Kouchner told the Palestinian newspaper Al-Ayyam that France preferred a two-state solution to be negotiated with Israel, but added that appealing to the Security Council to resolve the conflict remained a possibility.
"We want to be able to soon welcome the state of Palestine to the United Nations. This is the hope and the desire of the international community, and the sooner that can happen the better," he said.
"The international community cannot be satisfied with a prolonged deadlock. I therefore believe that one cannot rule out in principle the Security Council option," he said.
"But the establishment of the Palestinian state must come as a result of the peace process and be the fruit of bilateral negotiations."

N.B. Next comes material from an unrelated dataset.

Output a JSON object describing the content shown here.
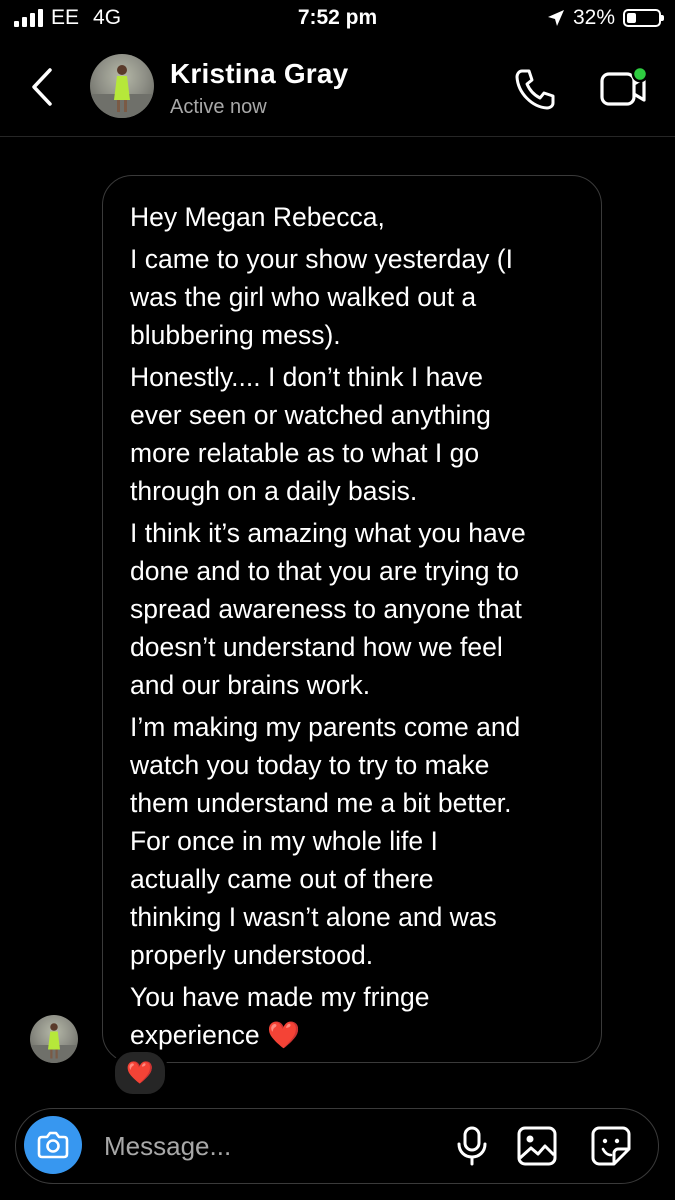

Kouchner met with Israeli officials, including Prime Minister Benjamin Netanyahu, on Sunday at the start of a two-day visit to the region with Spanish Foreign Minister Miguel Angel Moratinos.
He also met his outspoken Israeli counterpart Lieberman, whose reaction was characteristically blunt.
"Before coming here to tell us how to solve our conflicts, I would expect you could have at least solved all the problems within Europe," he said in comments published in the Israeli media.
"In 1938 the European nations decided to appease Hitler instead of standing by a loyal ally, Czechoslovakia, and sacrificed her without achieving anything," he added.
"We don’t intend to be the Czechoslovakia of 2010 and we will defend the fundamental interests of Israel."
Kouchner told reporters the European Union, the largest donor to the Palestinian Authority, should play a more prominent role in the peace process.
And later, he stressed the "urgency" that the EU felt for the creation of a Palestinian state through the current peace talks.
"This is a moment that we do not want to miss," he said ahead of a meeting with Israeli Defence Minister Ehud Barak.
Following the meeting with the Israeli leader, he was more upbeat.
"Despite the differences of analysis, what Prime Minister Benjamin Netanyahu told us was encouraging," said Kouchner.
The prime minister was still trying to find a way of reaching an agreement that would satisfy both the Palestinian and Israeli people, he said.
"He told us that the efforts continue to find a consensus, that it will perhaps be longer than one might think," Kouchner added.